3 min

Diversity in cybersecurity: a crucial issue for the sustainability of the industry

All studies show this: gender diversity enables organisations to perform better. However, women are underrepresented in the digital sector, and more particularly in cybersecurity. So, girls and ladies, dare to enter this rapidly expanding sector, which needs your skills in terms of know-how and interpersonal skills. I can never repeat it enough: “Who dares wins!”

Every 8 March, the place of women in society and in organisations is questioned. This International Women’s Rights Day questions clichés and the understanding of inequalities.

In the cybersecurity industry, the evidence is clear. Yes, there is a worldwide lack of women in the sector, even though cybersecurity is part of everyone’s daily life. I remind you that a cyberattack occurs every 39 seconds[1]. At the same time, the sector has only 24% women worldwide, and less than 11% are in management positions[2]. In France, the cybersecurity workforce is made up of barely 11% women, and only 2% of them are managers.

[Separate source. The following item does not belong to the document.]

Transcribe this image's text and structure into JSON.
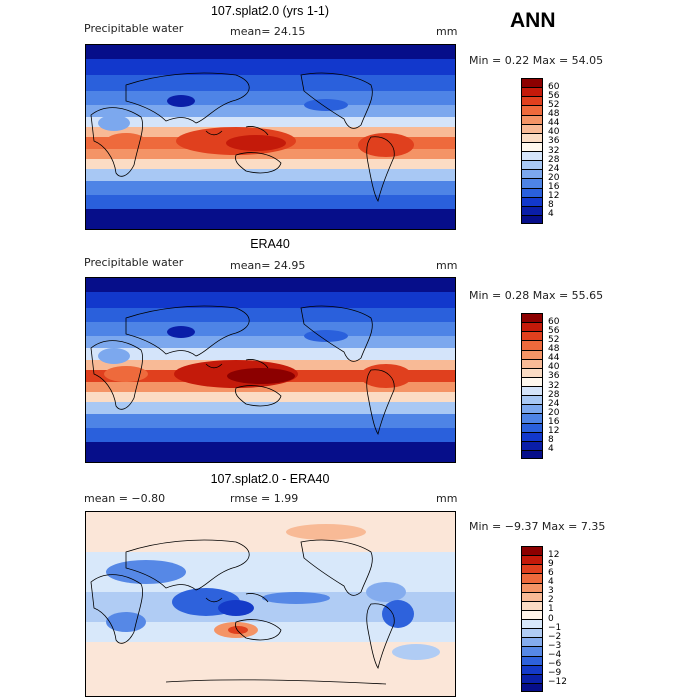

Yet women have been responsible for major advances in computing, such as Ada Lovelace (who created the first computer program in 1843), Mary Keller (who defended the first thesis in computer science), and Margaret Hamilton (a software pioneer whose program enabled humans to walk on the moon).

Statistics prove that gender diversity is important for success in general. The more different you are, the better you perform! The richness and creativity that comes from diversity actually means better solutions to users’ concerns. In terms of startups, those co-founded by women have a better return. For every dollar invested, funds recovered 0.78 cents for a women’s startup compared to 0.32 cents for a men’s startup[3]. However, access to funding (especially series > B) remains a key issue for women founders or co-founders of startups. Overall, investors continue to favour men’s teams, which represent more than 90% of the funds raised in 2020[4].

What can we do to ensure that in the future, there are more women in cybersecurity, including in leadership and founding positions? Well, it all depends on you, girls and ladies! Many women shy away from science and careers in cybersecurity for fear of lacking the right skills. This fear is unfounded. Asserting your legitimacy and daring to enter this sector of the future with its many challenges and opportunities is one of the keys.

Multi-stakeholder actions relating to education and training, carried out by governments, companies, universities, schools, and associations, are necessary. Activities such as awareness-raising and introduction to coding, from the earliest age to primary and secondary school, are priorities in the fight against stereotypes. The challenge is to change the outdated image of the “geek” and encourage vocations in this “cyber” sector where the unemployment rate is 0%.

In addition to raising awareness among pupils and teachers in schools, it is important that parents and families also take up the subject. They are the main influencers in terms of guidance. We need to repeat to girls that they can go into these professions. Today, only 33% of girls are encouraged by their parents to go into the digital professions, compared to 61% of boys… At the same time, 37% of female high school students are considering going to a computer science or engineering school, compared to 66% of boys[5].

TEHTRIS, together with its partners, has understood that gender diversity is a guarantee of efficiency and that it only results from competence and merit. TEHTRIS currently has a 31% female workforce, and 75% of the Executive Committee is female. We have a Cyber Academy that enables us to train our workforce, regardless of their background. Often associated with technical attacks, the cybersecurity sector is in fact very vast and everyone can find their place in it. It brings together a variety of skills: technical development, design, legal, HR, sales, marketing, finance, purchasing, planning, analysis, etc. It is also meaningful because we can act by preventing ransomware from happening. In this way, we are working for cyber peace.

The cyber ecosystem—and in particular the associations of which TEHTRIS is a member—have clearly identified this urgent need for gender diversity and the need to promote the presence of women in these professions. The CEFCYS (Cybersecurity Women’s Circle) is doing remarkable work to raise awareness in secondary and higher education. Within the Cyber Excellence Cluster, the ‘Cadettes de la Cyber’ programme—of which I have the honour of being one of the sponsors—has just been created with the aim of supporting women in this sector. At the European level, Women4Cyber, launched by the European Cyber Security Organisation (ECSO), is working to make the sector more inclusive through national Chapters. The European Union is also at work with, for example, the WomenTech EU initiative aimed at supporting women entrepreneurs in deep tech. This list is far from exhaustive.

However, while all these initiatives are necessary to raise awareness among stakeholders, they are not sufficient. It is up to girls, women, and men to act, to dare to go into these fields of the future, and to accompany and support these talents.

[1] According to the UN (2020)

[2] (ISC)² Cybersecurity Workforce Study

[3] According to the BCG

[4] According to the Sista/CNNum/BCG barometer

[5] According to a survey conducted in 2021 by Ipsos and the computer school Epitech.